Заволочье
Шрифт:
— ночь, арктическая ночь. Над бумагами, картами и таблицами сидит человек Николай Кремнев. На столе в плошке горит жир. И против Кремнева сидит второй человек — Василий Шеметов. Полки в полумраке поблескивают рядами склянок. На столе у плошки лежит винтовка. И Кремнев смотрит над бумагами, картами и таблицами. — "Как ты думаешь об этом, Василий? Ты меня судишь?" — "Я не совсем понимаю, при чем тут он? Во всяком случае, нужно б там оставить винтовку, — все знают, что эта винтовка была у него". — "Я сам об этом не заговорю, — все знают и мои лыжные следы, а, если бы я взял чужие лыжи — "…
……………
— От отряда метеоролога Саговского осталось два человека: он, Саговский, и Лачинов. Было двадцать девятое июня. Было 29 июня, русский Петров день, вечное в Арктике солнце. Все остальные в отряде погибли в переходах по льдам и в зиме. Не оставалось ни хлеба, ни соли, — была одна коробка спичек. Это был последний переход к Шпицбергену, это было на Шпицбергене, в Стор-фиорде, в Валлес-бае: оставалось только перевалить через хребет, чтобы быть у людей. — Лачинов и Саговский лежали на льду саженях в пятидесяти от отвесного обрыва ледника, саженей в пятнадцать вышиною. Каяк валялся рядом. Здесь они были третий уже день. Они были совсем у земли, у лагун на мысу, лед был зажат до самого берега и по нему было бы можно итти, если б мог ходить Саговский. Начался отлив, лед стало разводить, — и тогда подул зюйд-вестовый ветер и скоро стал трепать, как бешеный. Если бы здесь были большие поля льда, беда была бы невелика: утихнет ветер, сожмется лед, только и всего. — Они сидели на льдине сажени в четыре квадратных величиною.
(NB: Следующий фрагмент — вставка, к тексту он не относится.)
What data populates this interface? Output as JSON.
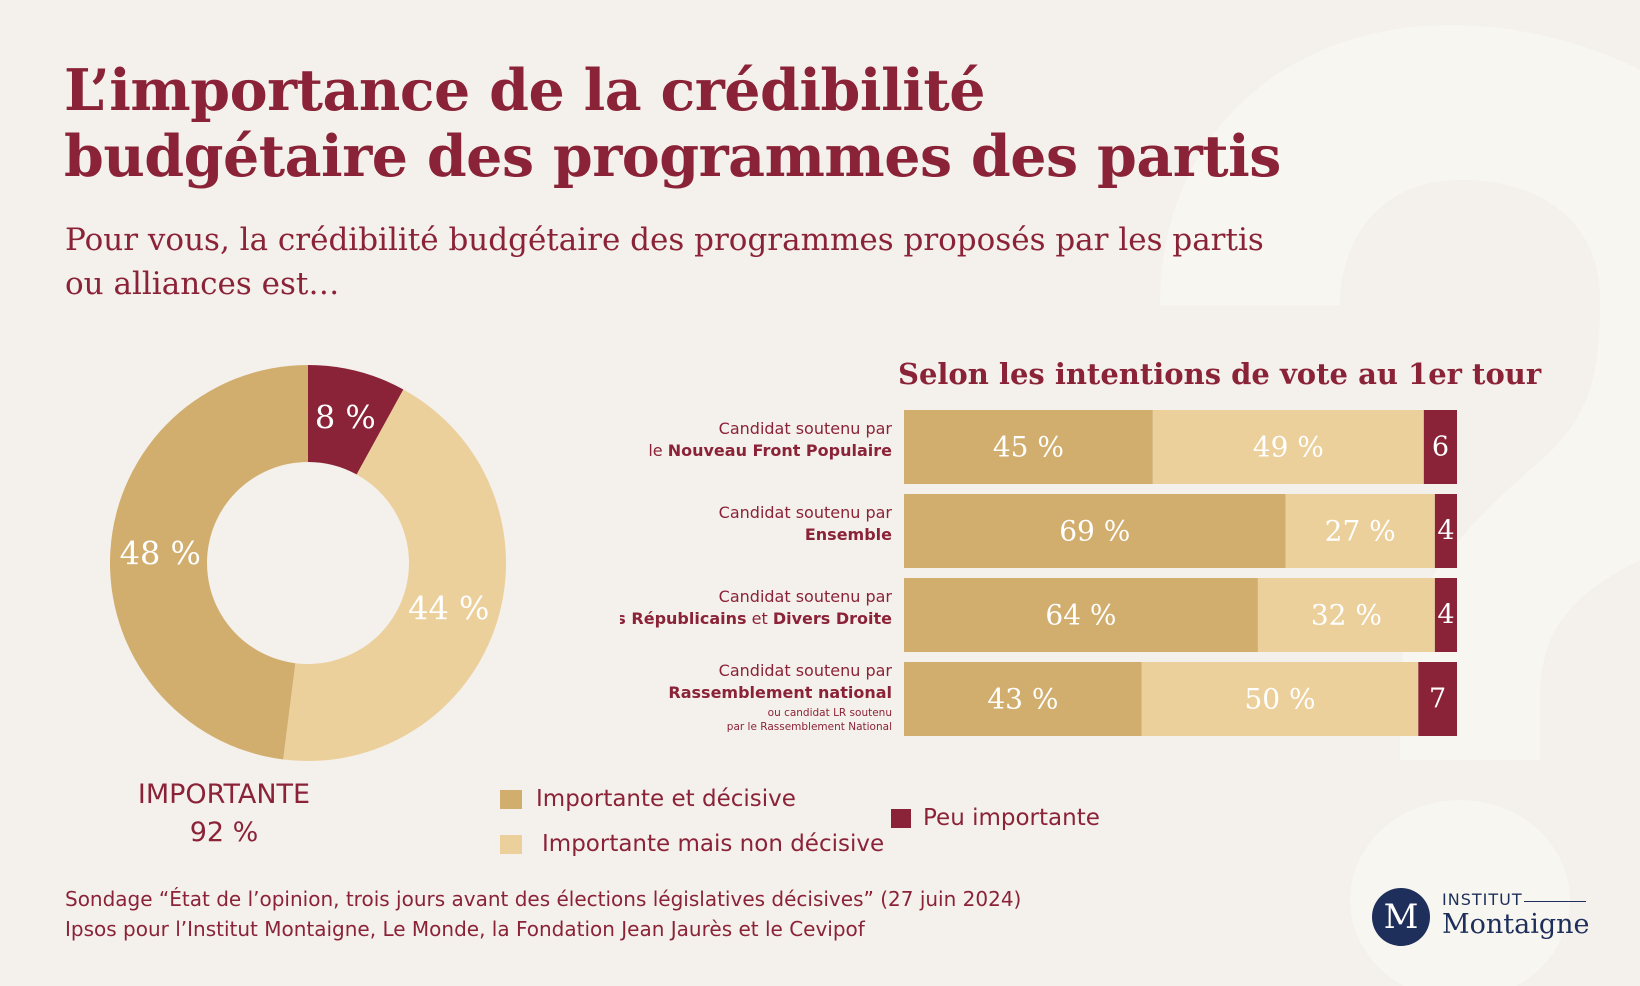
{
  "title_lines": [
    "L’importance de la crédibilité",
    "budgétaire des programmes des partis"
  ],
  "subtitle": "Pour vous, la crédibilité budgétaire des programmes proposés par les partis ou alliances est…",
  "colors": {
    "importante_decisive": "#d1ae6e",
    "importante_non_decisive": "#ecd09c",
    "peu_importante": "#8b2338",
    "text": "#8b2338",
    "logo": "#1d2f5a"
  },
  "chart_data": [
    {
      "type": "pie",
      "donut": true,
      "slices": [
        {
          "name": "Peu importante",
          "value": 8,
          "label": "8 %",
          "color_key": "peu_importante"
        },
        {
          "name": "Importante mais non décisive",
          "value": 44,
          "label": "44 %",
          "color_key": "importante_non_decisive"
        },
        {
          "name": "Importante et décisive",
          "value": 48,
          "label": "48 %",
          "color_key": "importante_decisive"
        }
      ],
      "summary_label": "IMPORTANTE",
      "summary_value": "92 %"
    },
    {
      "type": "bar",
      "orientation": "horizontal",
      "stacked": true,
      "title": "Selon les intentions de vote au 1er tour",
      "categories": [
        {
          "line1": "Candidat soutenu par",
          "line2_parts": [
            {
              "text": "le ",
              "bold": false
            },
            {
              "text": "Nouveau Front Populaire",
              "bold": true
            }
          ],
          "notes": []
        },
        {
          "line1": "Candidat soutenu par ",
          "line2_parts": [
            {
              "text": "Ensemble ",
              "bold": true
            }
          ],
          "notes": []
        },
        {
          "line1": "Candidat soutenu par",
          "line2_parts": [
            {
              "text": "Les Républicains",
              "bold": true
            },
            {
              "text": " et ",
              "bold": false
            },
            {
              "text": "Divers Droite",
              "bold": true
            }
          ],
          "notes": []
        },
        {
          "line1": "Candidat soutenu par",
          "line2_parts": [
            {
              "text": "Rassemblement national",
              "bold": true
            }
          ],
          "notes": [
            "ou candidat LR soutenu",
            "par le Rassemblement National"
          ]
        }
      ],
      "series": [
        {
          "name": "Importante et décisive",
          "color_key": "importante_decisive",
          "values": [
            45,
            69,
            64,
            43
          ],
          "labels": [
            "45 %",
            "69 %",
            "64 %",
            "43 %"
          ]
        },
        {
          "name": "Importante mais non décisive",
          "color_key": "importante_non_decisive",
          "values": [
            49,
            27,
            32,
            50
          ],
          "labels": [
            "49 %",
            "27 %",
            "32 %",
            "50 %"
          ]
        },
        {
          "name": "Peu importante",
          "color_key": "peu_importante",
          "values": [
            6,
            4,
            4,
            7
          ],
          "labels": [
            "6",
            "4",
            "4",
            "7"
          ]
        }
      ],
      "xlim": [
        0,
        100
      ]
    }
  ],
  "legend": [
    {
      "label": "Importante et décisive",
      "color_key": "importante_decisive"
    },
    {
      "label": "Importante mais non décisive",
      "color_key": "importante_non_decisive"
    },
    {
      "label": "Peu importante",
      "color_key": "peu_importante"
    }
  ],
  "footer": {
    "line1": "Sondage “État de l’opinion, trois jours avant des élections législatives décisives” (27 juin 2024)",
    "line2": "Ipsos pour l’Institut Montaigne, Le Monde, la Fondation Jean Jaurès et le Cevipof"
  },
  "logo": {
    "mark": "M",
    "top": "INSTITUT",
    "bottom": "Montaigne"
  }
}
И вскоре по льдине стали перекатываться волны, лед разгоняло ветром и отливом, земля попятилась назад, зыбь пошла крутая. Итти на каяке возможности не было: его изрезало б мелким льдом. — И земля скоро скрылась в тумане. Людям делать было нечего: они завернулись в парусину, прикрылись каяком и завалились спать, — есть было нечего. Четырехсаженная их льдина ходила под ними так, что толковее ей было бы переломиться. К одиннадцати часам — к астрономическому полдню — ветер затих и лед погнало к земле. Вскоре возникла земля, льды прижало
— и на этой земле Саговский умер от цынги. Он уже не мог ходить, он только ползал на четвереньках. Он невпопад отвечал на вопросы. Он не открывал глаз. Лачинов сжег лыжи и согрел Саговскому воды, Саговский выпил и задремал, ненадолго: он все время стремился куда-то ползти, потом успокаивался, хотел что-то сказать, но у него кроме мычания ничего не выходило. — Солнце все время грело, на солнце было градусов семь больше ноля. Лачинов перед сном снял с себя куртку, покрыл ею Саговского, лег рядом с ним. Ночью [это был яркий день] Саговский разбудил Лачинова. Саговский сидел на земле, подобрав под себя ноги калачом, он заговорил: "Борис, слушай, кошечек моих не забудь, никогда не забывай! Помнишь, как они страдали от качки? — их надо спасти, необходимо, — кошчишки мои!.. Ты знаешь, если человечество будет знать, что делается сегодня под 80-й широтой, оно будет знать, какая будет погода через две недели в Европе, Азии, Америке, потому что циклоны и антициклоны рождаются здесь. Мои записи — никак нельзя потерять, такие записи будут впервые в руках человечества… А моя мама живет на Пресне около обсерватории — " Саговский лег, натянул на себя куртку. — Когда вновь проснулся Лачинов, он увидел, что Саговский мертв и окоченел — Саговский даже не сбросил куртки, которой покрыл его Лачинов. Лицо его было покойно. — И этот день Лачинов провел около трупа. На мысу, на первой террасе, руками и топором, Лачинов разобрал камни, сделал яму, — в яму положил Саговского, засыпал его камнями, присел около камней — отдохнуть. На плите из известняка ножом он начертил:
[Крест]
30-го июня 192* года
Кирилл Рафаилович
САГОВСКИЙ
метеоролог Русской Полярной
Экспедиции проф. Кремнева,
начальник отряда, пошедшего
после аварии э/с "Свердру
па" с острова Н. Кремнева
( 79°30'N, 34°27 0''W) по льду
на Шпицберген. В походе было
22 человека, из которых уцелел
один — художник Экспедиции
Борис Лачинов.
На о. Н. Кремнева осталось
13 чел. научн. сотр. и команды.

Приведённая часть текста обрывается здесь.